Up next is “Political,” a song “we recorded on our Labour Day record in 1988ish and then again on Go Figure and then again with the Vancouver symphony. I guess we really like this song. Kelly is on flute and plays a wild harmonica solo.
Next up is their newest song, which is about 12 years old. It’s about how every year New Year’s parties just get worse and worse. “Another Happy New Year” starts out with slow staccato piano and then it really takes off (with Kelly on the penny whistle).
After sincerely thanking everyone for their kindness (it’s getting pretty emotional), they are going to play a drinking song called The Crawl. The crowd really gets into the raucous song.
The night ends with Kelly saying this was the most awesome night ever. They are going to leave everyone with “Home for a Rest.” The audience sings along with Mann for the first verse and then Mann backs off and lets them sing it all. It’s pretty great. As is the song which ends with a wild instrumental jam that’s basically a flute-led jig which ends the sing and the show.

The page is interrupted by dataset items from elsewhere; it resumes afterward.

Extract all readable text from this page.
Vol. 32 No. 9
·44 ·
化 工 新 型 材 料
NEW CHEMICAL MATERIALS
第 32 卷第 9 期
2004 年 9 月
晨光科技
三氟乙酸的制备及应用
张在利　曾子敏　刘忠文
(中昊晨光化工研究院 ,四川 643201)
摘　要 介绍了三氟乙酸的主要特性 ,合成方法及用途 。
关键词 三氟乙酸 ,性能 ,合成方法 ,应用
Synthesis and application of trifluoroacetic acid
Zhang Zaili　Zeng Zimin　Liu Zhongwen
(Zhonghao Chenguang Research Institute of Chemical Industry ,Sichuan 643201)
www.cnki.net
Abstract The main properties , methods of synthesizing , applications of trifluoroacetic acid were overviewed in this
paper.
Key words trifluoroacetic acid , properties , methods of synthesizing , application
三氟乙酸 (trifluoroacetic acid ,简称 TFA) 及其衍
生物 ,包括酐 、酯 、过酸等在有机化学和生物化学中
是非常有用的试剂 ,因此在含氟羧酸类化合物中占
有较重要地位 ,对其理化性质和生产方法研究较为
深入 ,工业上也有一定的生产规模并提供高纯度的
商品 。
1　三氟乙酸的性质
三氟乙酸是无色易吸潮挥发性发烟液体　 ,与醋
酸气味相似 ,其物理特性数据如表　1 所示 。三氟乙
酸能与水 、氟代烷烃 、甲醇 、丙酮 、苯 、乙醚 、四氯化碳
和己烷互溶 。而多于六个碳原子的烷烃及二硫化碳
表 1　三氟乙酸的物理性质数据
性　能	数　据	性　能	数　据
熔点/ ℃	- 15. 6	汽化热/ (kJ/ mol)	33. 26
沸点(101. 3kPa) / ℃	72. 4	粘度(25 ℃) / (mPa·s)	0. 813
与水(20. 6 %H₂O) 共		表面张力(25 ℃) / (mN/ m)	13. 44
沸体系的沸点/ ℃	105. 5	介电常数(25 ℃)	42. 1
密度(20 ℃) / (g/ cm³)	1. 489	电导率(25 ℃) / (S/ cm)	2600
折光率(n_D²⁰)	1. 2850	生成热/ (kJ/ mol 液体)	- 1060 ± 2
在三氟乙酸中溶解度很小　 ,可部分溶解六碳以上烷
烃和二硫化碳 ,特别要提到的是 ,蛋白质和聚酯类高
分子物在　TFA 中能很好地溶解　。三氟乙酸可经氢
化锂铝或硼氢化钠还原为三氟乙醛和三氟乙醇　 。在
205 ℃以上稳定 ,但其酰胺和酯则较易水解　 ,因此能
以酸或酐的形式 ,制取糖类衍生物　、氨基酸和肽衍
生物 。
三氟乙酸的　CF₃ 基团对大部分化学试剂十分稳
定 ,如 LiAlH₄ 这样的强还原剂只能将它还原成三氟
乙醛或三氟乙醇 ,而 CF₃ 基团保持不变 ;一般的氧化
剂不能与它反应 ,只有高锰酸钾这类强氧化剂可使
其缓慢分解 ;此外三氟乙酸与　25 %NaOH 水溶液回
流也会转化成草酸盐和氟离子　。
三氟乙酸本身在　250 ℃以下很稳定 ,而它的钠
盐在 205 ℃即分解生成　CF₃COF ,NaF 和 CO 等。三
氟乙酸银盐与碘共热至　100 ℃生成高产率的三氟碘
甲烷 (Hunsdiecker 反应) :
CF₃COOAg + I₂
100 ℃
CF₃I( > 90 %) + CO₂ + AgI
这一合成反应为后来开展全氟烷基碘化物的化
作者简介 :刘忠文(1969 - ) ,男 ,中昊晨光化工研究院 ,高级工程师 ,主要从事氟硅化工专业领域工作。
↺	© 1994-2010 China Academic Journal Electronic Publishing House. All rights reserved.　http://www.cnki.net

I imagine being there was pretty special.
[READ: May 15, 2018] “Nothing But”
This is a wonderful short essay on memory with the epigram: “The truth–that thing I thought I was telling.”
He begins by talking about a chapter in his book White Sands about a visit to the house of Theodor Adorno. The essay takes its title “Pilgrimage” from a short story (why is it not considered a memoir?) by Susan Sontag in which she and her friend Merrill went to the house of Thomas Mann when she was 14.
It came out later that Merrill never understood why Susan left their friend Gene (who had gone with them) out of the story entirely. (It happened in 1947, she wrote it in 1987). This shows “a startling manifestation of the vagaries of memory and a vindication of what can sometimes seem like the fussiness of editorial fact-checking.”
There’s another story about Sontag. Her friend Terry Castle said that when she, Terry, was invited to a dinner party with other artists and celebrities she, Terry, “a non-artist and non-celebrity” was so “not there” I wasn’t even registered enough to be ignored.” Interestingly there was an online rebuttal (Dyer can no longer find it but he wonders is it was from “the freakish-looking lead singer from the cult art-pop duo Fischerspooner”) that he had been even more ignored and that Terry ignored him too.
There was another example of people doubting veracity: “Be doubly cautious about teaching as a deposition a piece of fiction that seems reliable.” It involved George Orwell shooting an elephant. When asked why he didn’t believe Orwell, Bernard Crick his biographer, said, “because he was a writer not a bloody cub reporter.”
Dyer mentions his own mis-remembering of things by quoting Friday Night Lights: Are you going to show me some heart, son.” Upon re-watching recently, he finds that the line is never spoken.
He was the also the star (meaning only) witness at a trail. A man drove into a cyclist and knocked him down. Dyer was nearby and witnessed the whole thing. They brought the man to trial and it seemed to hang on a discrepancy.
“The defense exploited a discrepancy between my version of events and that of the cyclist. He remembered my being on the passenger side of the car whereas I said–correctly–that I was won the driver’s side. The stories of the father and son, on the other hand, matched perfectly. One would have thought that part of the training and experience of magistrates would teach them that a slight discrepancy is often a sign of the truth, whereas exact uniformity often indicates collusion.”
Something for Robert Mueller to think about.